FABLE XLVII.
Du Singe, et du Renard.
Le Singe voulant persuader au Renard de luy donner▶ une partie de sa queuë, pour en couvrir son derriere, luy fit entendre que cela l’incommodoit par trop, au lieu que pour son regard il en tireroit ensemble de l’honneur, et du profit. Mais le Renard luy dit pour response, qu’il n’en avoit point plus qu’il ne luy en falloit, et qu’il aymoit beaucoup mieux baleyer la terre de sa queuë, qu’en couvrir les fesses d’un Singe.
Discours sur la quarante-septiesme Fable.

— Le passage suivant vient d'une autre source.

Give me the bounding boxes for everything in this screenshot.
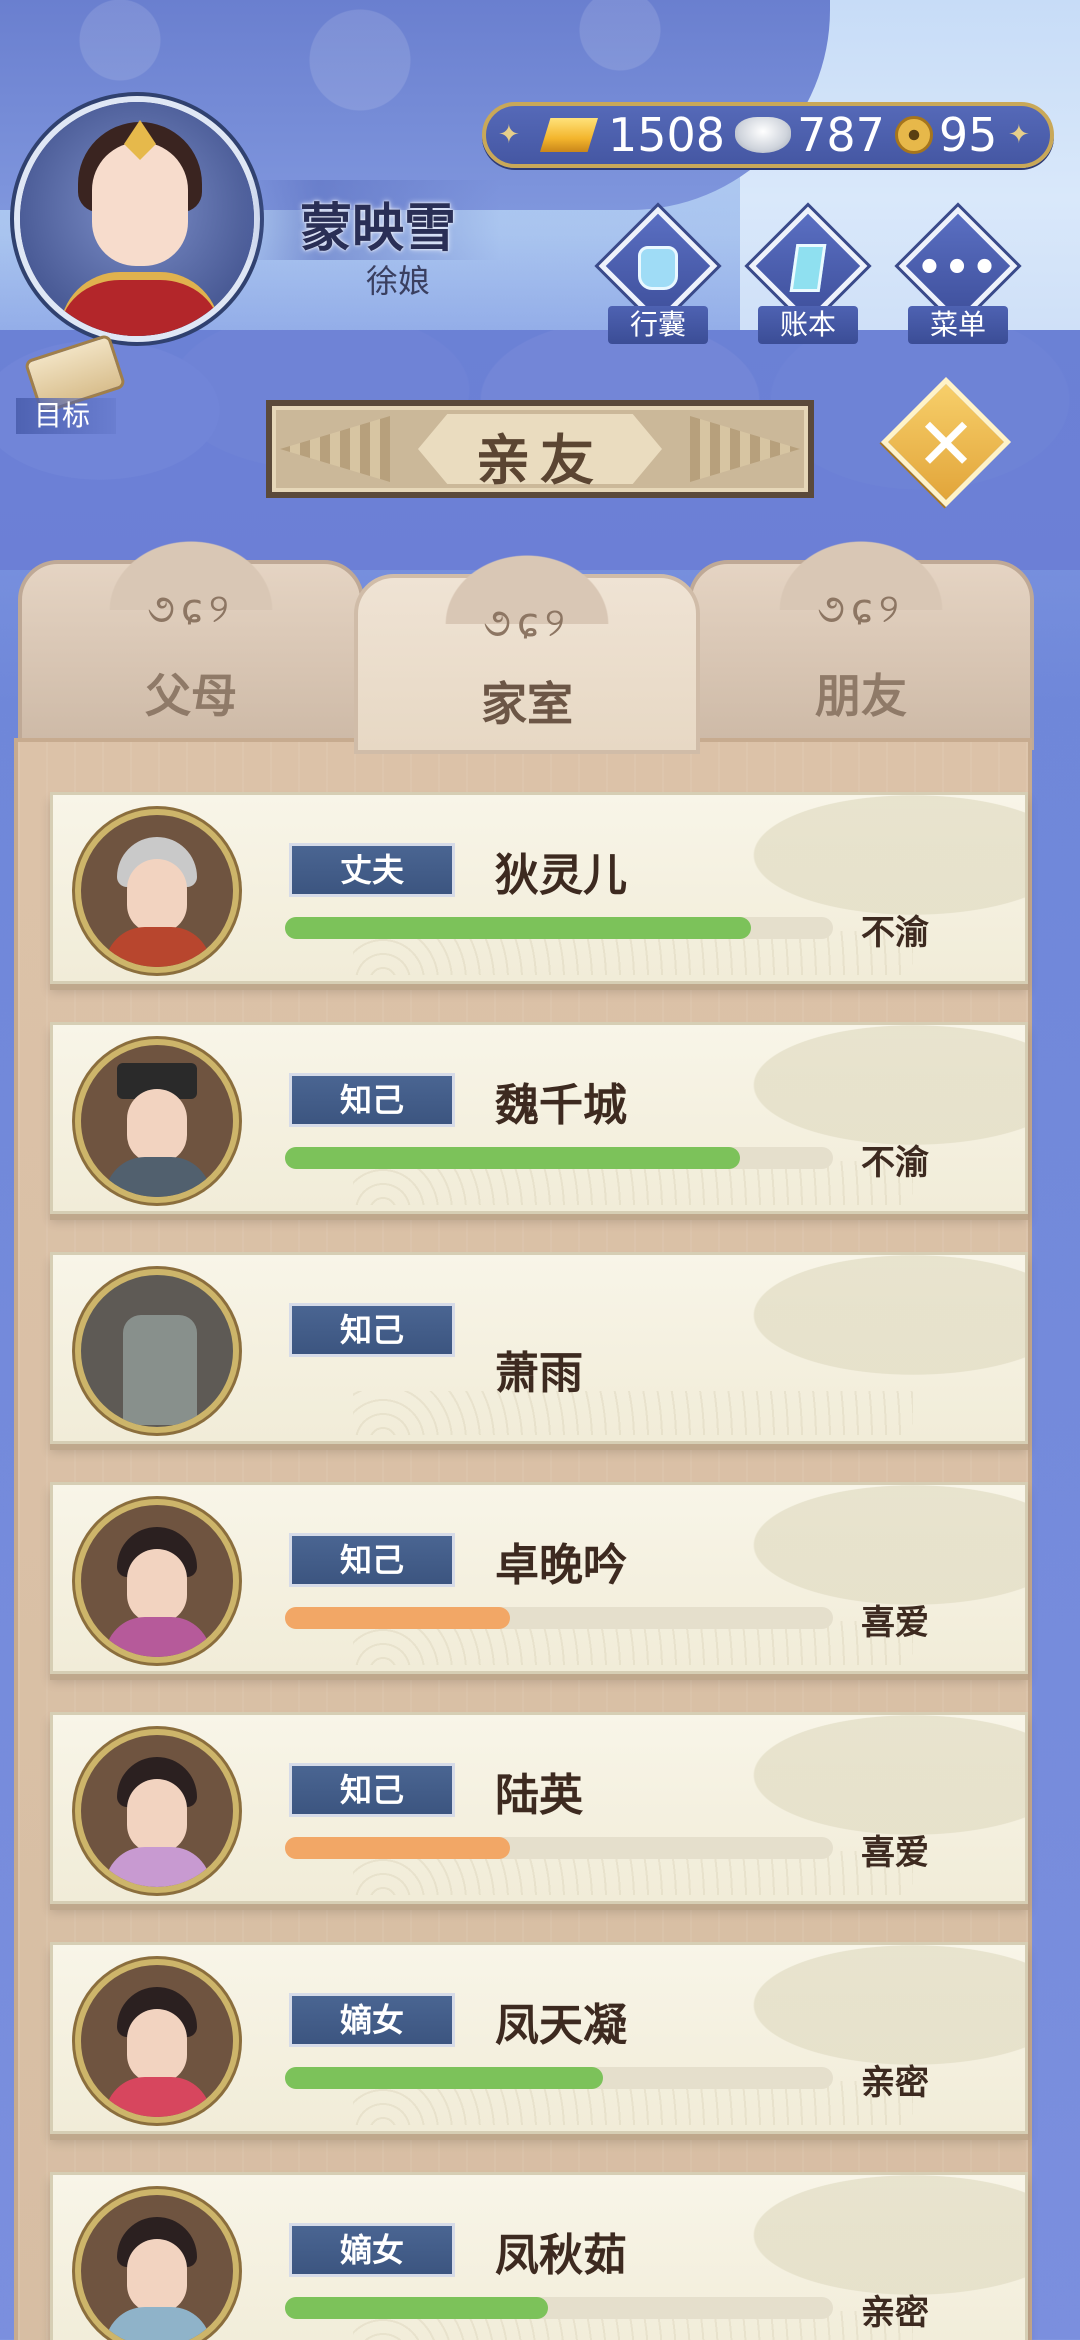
tab-friends[interactable]: ૭ɕ୨ 朋友 [688,530,1034,750]
affinity-bar [285,1607,833,1629]
ledger-label: 账本 [758,306,858,344]
coin-amount: 95 [938,108,998,162]
relation-name: 魏千城 [495,1080,627,1131]
ledger-book-icon [789,244,827,292]
goal-label: 目标 [16,398,116,434]
affinity-fill [285,917,751,939]
affinity-status: 亲密 [861,2293,929,2333]
relation-card[interactable]: 知己 魏千城 不渝 [50,1022,1028,1214]
relation-role: 知己 [289,1303,455,1357]
player-title: 徐娘 [366,262,431,300]
tombstone-portrait-icon [75,1269,239,1433]
ledger-button[interactable]: 账本 [748,206,868,344]
affinity-bar [285,2297,833,2319]
relation-name: 陆英 [495,1770,583,1821]
affinity-fill [285,1837,510,1859]
coin-currency: 95 [894,108,998,162]
silver-ingot-icon [735,117,792,153]
affinity-bar [285,917,833,939]
relation-name: 凤天凝 [495,2000,627,2051]
tab-family[interactable]: ૭ɕ୨ 家室 [354,544,700,754]
silver-amount: 787 [797,108,885,162]
screen-title: 亲友 [476,429,604,492]
relation-card[interactable]: 丈夫 狄灵儿 不渝 [50,792,1028,984]
relation-card[interactable]: 知己 陆英 喜爱 [50,1712,1028,1904]
relation-name: 凤秋茹 [495,2230,627,2281]
cloud-ornament-icon: ૭ɕ୨ [817,586,905,632]
lady-portrait-icon [75,1729,239,1893]
avatar-face [92,142,188,266]
affinity-status: 喜爱 [861,1833,929,1873]
official-portrait-icon [75,1039,239,1203]
relation-role: 知己 [289,1763,455,1817]
elder-portrait-icon [75,809,239,973]
affinity-status: 不渝 [861,913,929,953]
tab-label: 家室 [481,677,573,731]
menu-button[interactable]: ••• 菜单 [898,206,1018,344]
goal-button[interactable]: 目标 [16,333,127,436]
silver-currency: 787 [735,108,885,162]
copper-coin-icon [894,116,933,154]
relation-role: 嫡女 [289,2223,455,2277]
lady-portrait-icon [75,1499,239,1663]
relation-role: 知己 [289,1533,455,1587]
screen-title-banner: 亲友 [266,400,814,498]
relation-name: 狄灵儿 [495,850,627,901]
affinity-fill [285,1607,510,1629]
lady-portrait-icon [75,1959,239,2123]
relation-name: 萧雨 [495,1348,583,1399]
relation-card[interactable]: 嫡女 凤秋茹 亲密 [50,2172,1028,2340]
relation-card[interactable]: 知己 萧雨 [50,1252,1028,1444]
player-name: 蒙映雪 [300,199,457,259]
affinity-bar [285,2067,833,2089]
affinity-fill [285,1147,740,1169]
affinity-fill [285,2297,549,2319]
relation-role: 知己 [289,1073,455,1127]
tab-parents[interactable]: ૭ɕ୨ 父母 [18,530,364,750]
relation-card[interactable]: 知己 卓晚吟 喜爱 [50,1482,1028,1674]
player-avatar[interactable] [14,96,260,342]
affinity-status: 喜爱 [861,1603,929,1643]
affinity-status: 亲密 [861,2063,929,2103]
cloud-ornament-icon: ૭ɕ୨ [483,600,571,646]
relation-name: 卓晚吟 [495,1540,627,1591]
gold-amount: 1508 [608,108,726,162]
gold-ingot-icon [540,118,598,152]
bag-label: 行囊 [608,306,708,344]
more-dots-icon: ••• [916,245,1000,291]
relation-role: 嫡女 [289,1993,455,2047]
tab-label: 朋友 [815,669,907,723]
lady-portrait-icon [75,2189,239,2340]
cloud-ornament-icon: ૭ɕ୨ [147,586,235,632]
relation-card[interactable]: 嫡女 凤天凝 亲密 [50,1942,1028,2134]
relation-role: 丈夫 [289,843,455,897]
affinity-bar [285,1147,833,1169]
affinity-bar [285,1837,833,1859]
affinity-status: 不渝 [861,1143,929,1183]
close-icon[interactable]: ✕ [900,398,992,490]
menu-label: 菜单 [908,306,1008,344]
tab-label: 父母 [145,669,237,723]
affinity-fill [285,2067,603,2089]
bag-button[interactable]: 行囊 [598,206,718,344]
currency-bar: ✦ 1508 787 95 ✦ [482,102,1054,168]
bag-icon [638,246,678,290]
gold-currency: 1508 [540,108,725,162]
bamboo-right-icon: ✦ [1008,120,1030,150]
bamboo-left-icon: ✦ [498,120,520,150]
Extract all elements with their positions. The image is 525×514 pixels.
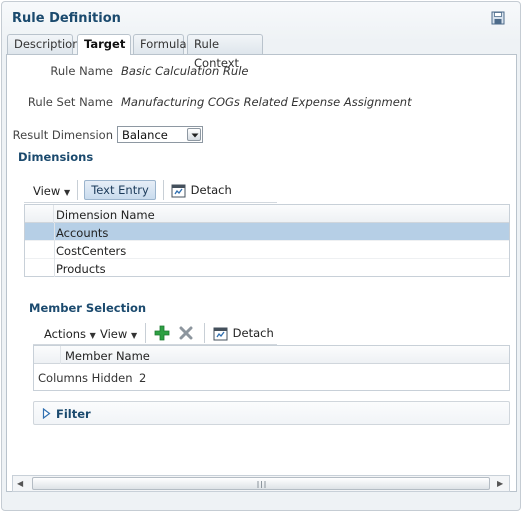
tab-formula[interactable]: Formula xyxy=(133,34,187,54)
detach-label: Detach xyxy=(232,326,274,340)
scroll-right-arrow-icon[interactable]: ▶ xyxy=(497,479,503,488)
add-icon[interactable] xyxy=(154,325,170,341)
member-selection-heading: Member Selection xyxy=(29,301,147,315)
dimensions-toolbar-divider xyxy=(24,202,277,203)
chevron-down-icon: ▼ xyxy=(63,188,71,197)
view-menu-label: View xyxy=(100,327,128,341)
dimension-name-cell: CostCenters xyxy=(56,244,127,258)
actions-menu[interactable]: Actions ▼ xyxy=(44,327,96,341)
toolbar-separator xyxy=(163,180,164,200)
table-row[interactable]: Products xyxy=(25,259,509,277)
table-header: Member Name xyxy=(34,346,509,364)
view-menu-label: View xyxy=(33,184,61,198)
detach-icon xyxy=(171,184,186,198)
remove-icon[interactable] xyxy=(179,326,193,340)
row-header-divider xyxy=(54,223,55,277)
result-dimension-select[interactable]: Balance xyxy=(117,126,203,143)
horizontal-scrollbar[interactable]: ◀ ▶ xyxy=(12,475,510,492)
dimensions-detach-button[interactable]: Detach xyxy=(171,183,232,198)
filter-section[interactable]: Filter xyxy=(33,401,510,425)
text-entry-button[interactable]: Text Entry xyxy=(84,180,156,200)
row-header-gutter xyxy=(25,205,54,223)
member-name-column-header[interactable]: Member Name xyxy=(65,349,150,363)
scrollbar-thumb[interactable] xyxy=(32,477,490,490)
actions-menu-label: Actions xyxy=(44,327,87,341)
save-icon[interactable] xyxy=(491,11,505,25)
chevron-down-icon: ▼ xyxy=(89,331,96,340)
rule-name-value: Basic Calculation Rule xyxy=(121,64,249,78)
result-dimension-label: Result Dimension xyxy=(12,128,113,142)
chevron-down-icon xyxy=(191,133,199,138)
toolbar-separator xyxy=(145,323,146,343)
rule-set-name-value: Manufacturing COGs Related Expense Assig… xyxy=(121,95,412,109)
detach-icon xyxy=(213,327,228,341)
filter-label: Filter xyxy=(56,407,91,421)
chevron-right-icon xyxy=(42,408,51,419)
tab-description[interactable]: Description xyxy=(7,34,80,54)
member-detach-button[interactable]: Detach xyxy=(213,326,274,341)
dimension-name-column-header[interactable]: Dimension Name xyxy=(56,208,155,222)
tab-rule-context[interactable]: Rule Context xyxy=(187,34,263,70)
scroll-left-arrow-icon[interactable]: ◀ xyxy=(17,479,23,488)
table-row[interactable]: CostCenters xyxy=(25,241,509,259)
result-dimension-value: Balance xyxy=(122,128,168,142)
tab-target[interactable]: Target xyxy=(77,34,131,55)
detach-label: Detach xyxy=(190,183,232,197)
grip-icon xyxy=(257,481,266,488)
row-header-gutter xyxy=(34,346,61,364)
dimensions-heading: Dimensions xyxy=(18,150,94,164)
panel-title: Rule Definition xyxy=(12,11,121,26)
dimensions-table: Dimension Name Accounts CostCenters Prod… xyxy=(24,204,510,277)
chevron-down-icon: ▼ xyxy=(130,331,138,340)
dropdown-button[interactable] xyxy=(187,128,201,141)
table-header: Dimension Name xyxy=(25,205,509,223)
toolbar-separator xyxy=(77,180,78,200)
rule-set-name-label: Rule Set Name xyxy=(27,95,113,109)
table-row[interactable]: Accounts xyxy=(25,223,509,241)
dimension-name-cell: Products xyxy=(56,262,106,276)
member-view-menu[interactable]: View ▼ xyxy=(100,327,137,341)
toolbar-separator xyxy=(204,323,205,343)
dimension-name-cell: Accounts xyxy=(56,226,109,240)
rule-name-label: Rule Name xyxy=(50,64,113,78)
dimensions-view-menu[interactable]: View ▼ xyxy=(33,184,70,198)
columns-hidden-count: 2 xyxy=(139,371,147,385)
columns-hidden-label: Columns Hidden xyxy=(38,371,133,385)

Quant au refus que le Renard fait au Singe de la moitié de sa queuë, on le peut interpreter en deux façons, à bien, et à mal, et de toutes les deux il est aisé d’en tirer de l’instruction. La premiere s’entend de la chicheté des Riches, qui font gloire de refuser aux personnes incommodées, les choses mesmes qu’ils ont avecque superfluité ; ce qui doit apprendre aux Pauvres, qu’ils n’ont guere à esperer des grands Seigneurs, mais que le meilleur pour eux, c’est de s’attendre à un honneste labeur, et tirer de là le soustien de leurs familles. L’autre sens qu’on peut ◀donner à la Fable, c’est la reprehension des demandeurs impertinents, qui exigent de leurs amis beaucoup de choses indiscretement, quoy qu’à la verité il n’y en eût pas une d’elles qui le pût accommoder, et qui n’incommodast extrémement le donneur. En ce sens là, certes, je trouve fort loüable le refus de cét animal, qui juge avecque raison, qu’il ne se peut desfaire de sa queuë sans une douleur extrême, ny l’appliquer à l’usage du Singe, quand elle sera desfaite.